Why "Death-Rays" Do Not Work, Tho Many Are Invented
Four or five times a year some inventor announces that he has produced a secret “death-ray” which will kill whole armies at a distance, provide an invisible wall of force to protect a city or country, or short-circuit the electrical equipment of aircraft, motor-vehicles, or tanks miles away. Never do these inventors reveal the secret; usually neither inventor or ray ever is heard of again.

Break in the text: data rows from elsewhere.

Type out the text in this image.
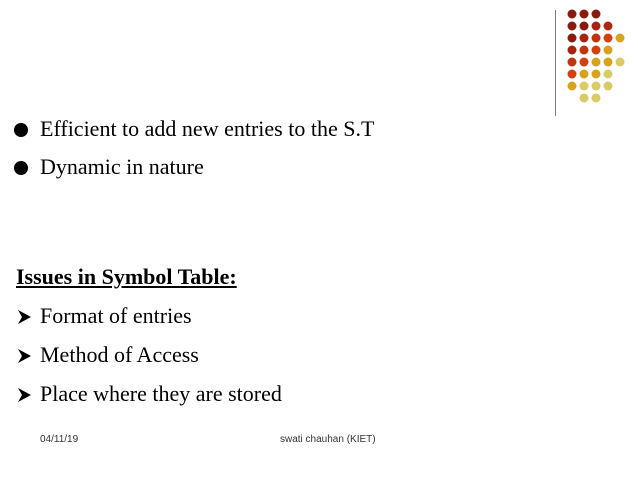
Efficient to add new entries to the S.T
Dynamic in nature
Issues in Symbol Table:
Format of entries
Method of Access
Place where they are stored
04/11/19	swati chauhan (KIET)
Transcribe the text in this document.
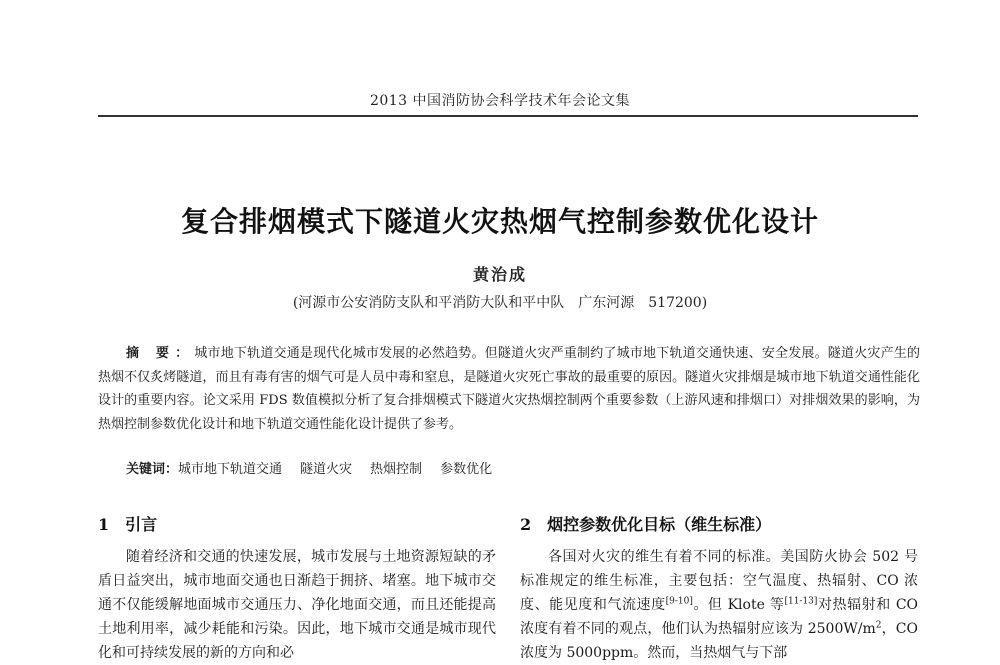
2013 中国消防协会科学技术年会论文集
复合排烟模式下隧道火灾热烟气控制参数优化设计
黄治成
(河源市公安消防支队和平消防大队和平中队　广东河源　517200)
摘 要：城市地下轨道交通是现代化城市发展的必然趋势。但隧道火灾严重制约了城市地下轨道交通快速、安全发展。隧道火灾产生的热烟不仅炙烤隧道，而且有毒有害的烟气可是人员中毒和窒息，是隧道火灾死亡事故的最重要的原因。隧道火灾排烟是城市地下轨道交通性能化设计的重要内容。论文采用 FDS 数值模拟分析了复合排烟模式下隧道火灾热烟控制两个重要参数（上游风速和排烟口）对排烟效果的影响，为热烟控制参数优化设计和地下轨道交通性能化设计提供了参考。
关键词：城市地下轨道交通 隧道火灾 热烟控制 参数优化
1 引言	2 烟控参数优化目标（维生标准）
随着经济和交通的快速发展，城市发展与土地资源短缺的矛盾日益突出，城市地面交通也日渐趋于拥挤、堵塞。地下城市交通不仅能缓解地面城市交通压力、净化地面交通，而且还能提高土地利用率，减少耗能和污染。因此，地下城市交通是城市现代化和可持续发展的新的方向和必
各国对火灾的维生有着不同的标准。美国防火协会 502 号标准规定的维生标准，主要包括：空气温度、热辐射、CO 浓度、能见度和气流速度[9-10]。但 Klote 等[11-13]对热辐射和 CO 浓度有着不同的观点，他们认为热辐射应该为 $2500W/m^2$，CO 浓度为 5000ppm。然而，当热烟气与下部
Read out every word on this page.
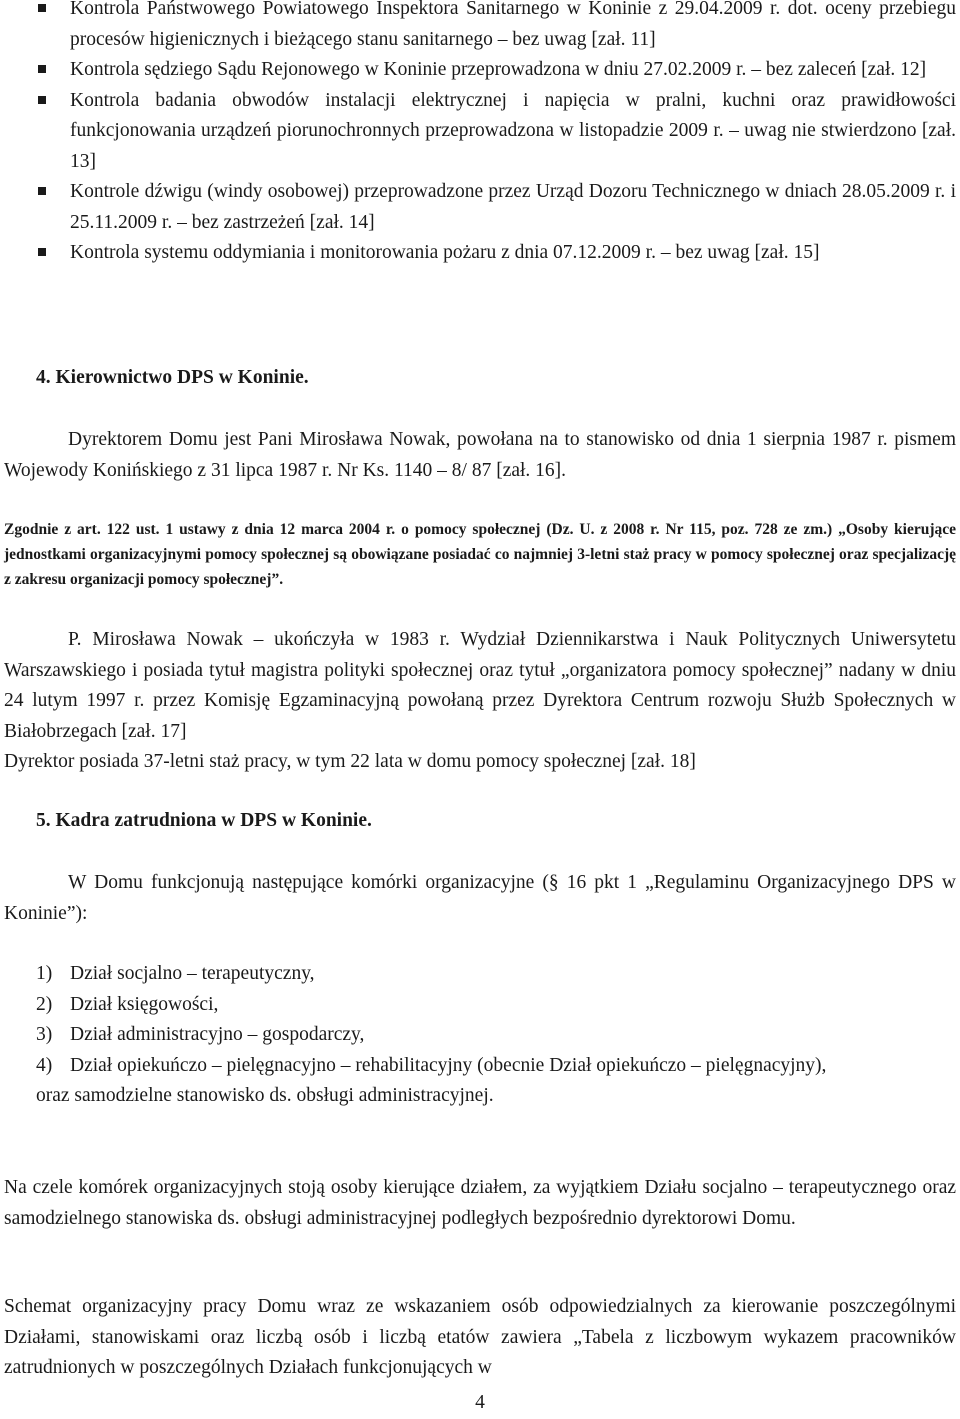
Kontrola Państwowego Powiatowego Inspektora Sanitarnego w Koninie z 29.04.2009 r. dot. oceny przebiegu procesów higienicznych i bieżącego stanu sanitarnego – bez uwag [zał. 11]
Kontrola sędziego Sądu Rejonowego w Koninie przeprowadzona w dniu 27.02.2009 r. – bez zaleceń [zał. 12]
Kontrola badania obwodów instalacji elektrycznej i napięcia w pralni, kuchni oraz prawidłowości funkcjonowania urządzeń piorunochronnych przeprowadzona w listopadzie 2009 r. – uwag nie stwierdzono [zał. 13]
Kontrole dźwigu (windy osobowej) przeprowadzone przez Urząd Dozoru Technicznego w dniach 28.05.2009 r. i 25.11.2009 r. – bez zastrzeżeń [zał. 14]
Kontrola systemu oddymiania i monitorowania pożaru z dnia 07.12.2009 r. – bez uwag [zał. 15]
4. Kierownictwo DPS w Koninie.
Dyrektorem Domu jest Pani Mirosława Nowak, powołana na to stanowisko od dnia 1 sierpnia 1987 r. pismem Wojewody Konińskiego z 31 lipca 1987 r. Nr Ks. 1140 – 8/ 87 [zał. 16].
Zgodnie z art. 122 ust. 1 ustawy z dnia 12 marca 2004 r. o pomocy społecznej (Dz. U. z 2008 r. Nr 115, poz. 728 ze zm.) „Osoby kierujące jednostkami organizacyjnymi pomocy społecznej są obowiązane posiadać co najmniej 3-letni staż pracy w pomocy społecznej oraz specjalizację z zakresu organizacji pomocy społecznej”.
P. Mirosława Nowak – ukończyła w 1983 r. Wydział Dziennikarstwa i Nauk Politycznych Uniwersytetu Warszawskiego i posiada tytuł magistra polityki społecznej oraz tytuł „organizatora pomocy społecznej” nadany w dniu 24 lutym 1997 r. przez Komisję Egzaminacyjną powołaną przez Dyrektora Centrum rozwoju Służb Społecznych w Białobrzegach [zał. 17]
Dyrektor posiada 37-letni staż pracy, w tym 22 lata w domu pomocy społecznej [zał. 18]
5. Kadra zatrudniona w DPS w Koninie.
W Domu funkcjonują następujące komórki organizacyjne (§ 16 pkt 1 „Regulaminu Organizacyjnego DPS w Koninie”):
1) Dział socjalno – terapeutyczny,
2) Dział księgowości,
3) Dział administracyjno – gospodarczy,
4) Dział opiekuńczo – pielęgnacyjno – rehabilitacyjny (obecnie Dział opiekuńczo – pielęgnacyjny),
oraz samodzielne stanowisko ds. obsługi administracyjnej.
Na czele komórek organizacyjnych stoją osoby kierujące działem, za wyjątkiem Działu socjalno – terapeutycznego oraz samodzielnego stanowiska ds. obsługi administracyjnej podległych bezpośrednio dyrektorowi Domu.
Schemat organizacyjny pracy Domu wraz ze wskazaniem osób odpowiedzialnych za kierowanie poszczególnymi Działami, stanowiskami oraz liczbą osób i liczbą etatów zawiera „Tabela z liczbowym wykazem pracowników zatrudnionych w poszczególnych Działach funkcjonujących w
4
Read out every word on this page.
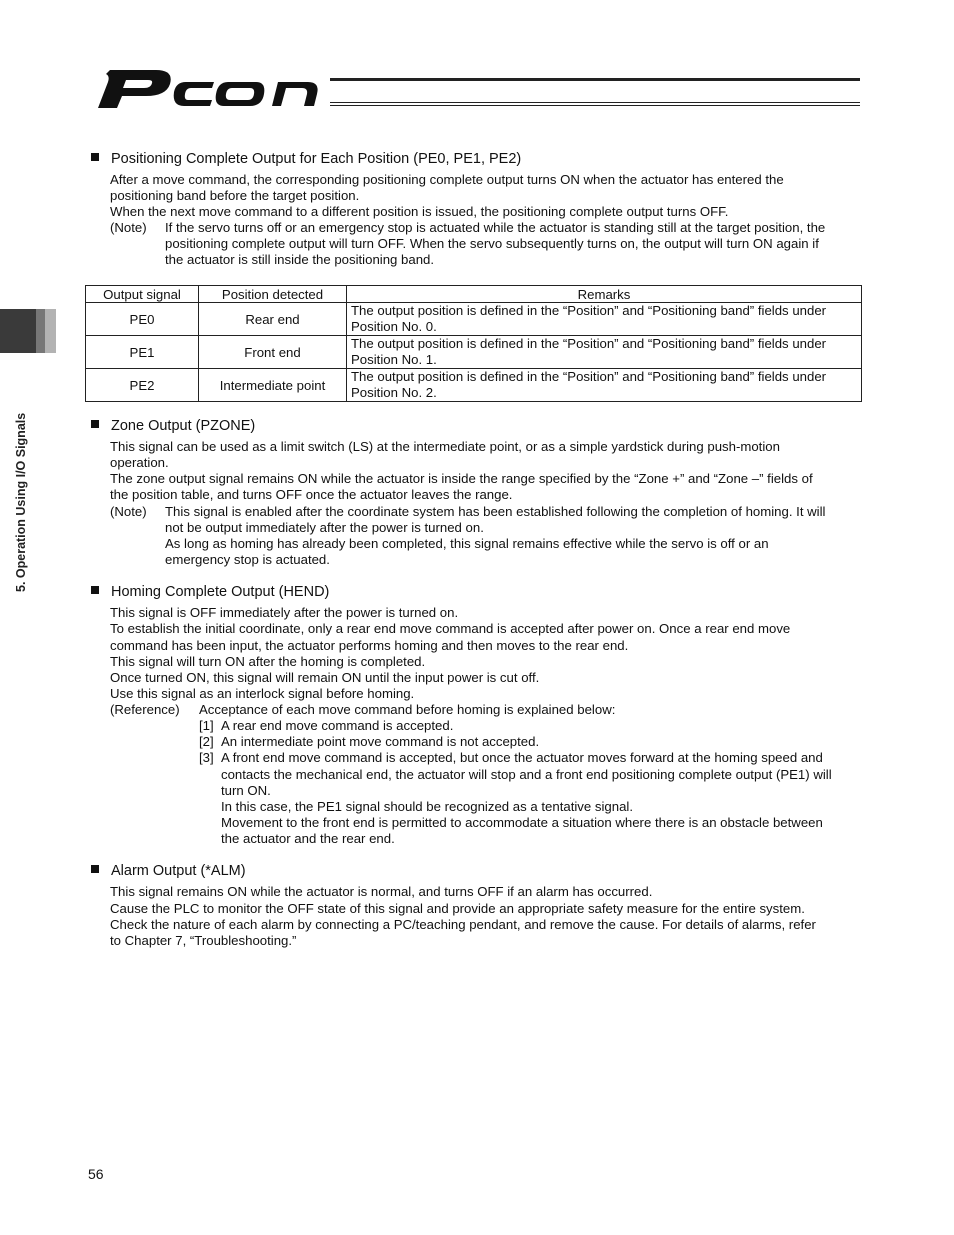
5. Operation Using I/O Signals
Positioning Complete Output for Each Position (PE0, PE1, PE2)
After a move command, the corresponding positioning complete output turns ON when the actuator has entered the
positioning band before the target position.
When the next move command to a different position is issued, the positioning complete output turns OFF.
(Note) If the servo turns off or an emergency stop is actuated while the actuator is standing still at the target position, the
positioning complete output will turn OFF. When the servo subsequently turns on, the output will turn ON again if
the actuator is still inside the positioning band.
Output signal	Position detected	Remarks
PE0	Rear end	The output position is defined in the “Position” and “Positioning band” fields under
Position No. 0.
PE1	Front end	The output position is defined in the “Position” and “Positioning band” fields under
Position No. 1.
PE2	Intermediate point	The output position is defined in the “Position” and “Positioning band” fields under
Position No. 2.
Zone Output (PZONE)
This signal can be used as a limit switch (LS) at the intermediate point, or as a simple yardstick during push-motion
operation.
The zone output signal remains ON while the actuator is inside the range specified by the “Zone +” and “Zone –” fields of
the position table, and turns OFF once the actuator leaves the range.
(Note) This signal is enabled after the coordinate system has been established following the completion of homing. It will
not be output immediately after the power is turned on.
As long as homing has already been completed, this signal remains effective while the servo is off or an
emergency stop is actuated.
Homing Complete Output (HEND)
This signal is OFF immediately after the power is turned on.
To establish the initial coordinate, only a rear end move command is accepted after power on. Once a rear end move
command has been input, the actuator performs homing and then moves to the rear end.
This signal will turn ON after the homing is completed.
Once turned ON, this signal will remain ON until the input power is cut off.
Use this signal as an interlock signal before homing.
(Reference) Acceptance of each move command before homing is explained below:
[1] A rear end move command is accepted.
[2] An intermediate point move command is not accepted.
[3] A front end move command is accepted, but once the actuator moves forward at the homing speed and
contacts the mechanical end, the actuator will stop and a front end positioning complete output (PE1) will
turn ON.
In this case, the PE1 signal should be recognized as a tentative signal.
Movement to the front end is permitted to accommodate a situation where there is an obstacle between
the actuator and the rear end.
Alarm Output (*ALM)
This signal remains ON while the actuator is normal, and turns OFF if an alarm has occurred.
Cause the PLC to monitor the OFF state of this signal and provide an appropriate safety measure for the entire system.
Check the nature of each alarm by connecting a PC/teaching pendant, and remove the cause. For details of alarms, refer
to Chapter 7, “Troubleshooting.”
56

The case is different with the latest announcement along this line. The distinguished, elderly Dr. Nikola Tesla, who made it, is no “nut inventor.” He is responsible for the induction-motor, the polyphase electric current, and is a pioneer in the study of high-frequency transmission. Yet, having had several days to think the matter over, engineers and scientists are skeptical for the reason that this inventor, like the others, refuses to divulge the secret, and moreover admits that he has not yet produced the ray; merely has plans.
As a matter of fact, several kinds of lethal rays can be produced in the laboratory, but when it comes to projecting them any effective distance natural limits soon are reached. X-rays are deadly to animals long subjected to massive doses, but unheard-of force would be required to send them any distance in such quantity. Gamma rays such as those given off by radium produce bad burns and cancerous growths, but they really are too weak to have such an effect over a distance of more than a few centimeters.
If electrical bolts, such as lightning, are to be used, the object struck must be part of the circuit. If the ground is used to provide the return, how may the powerful bolt, supposing one strong enough could be generated, be prevented from following the shorter path and grounding itself en route?
There are many other possibilities, but every one canvassed by engineers has distinct limitations. It remains to be seen whether Doctor Tesla has something revolutionary enough to upset the known laws of physics. It is possible that he has.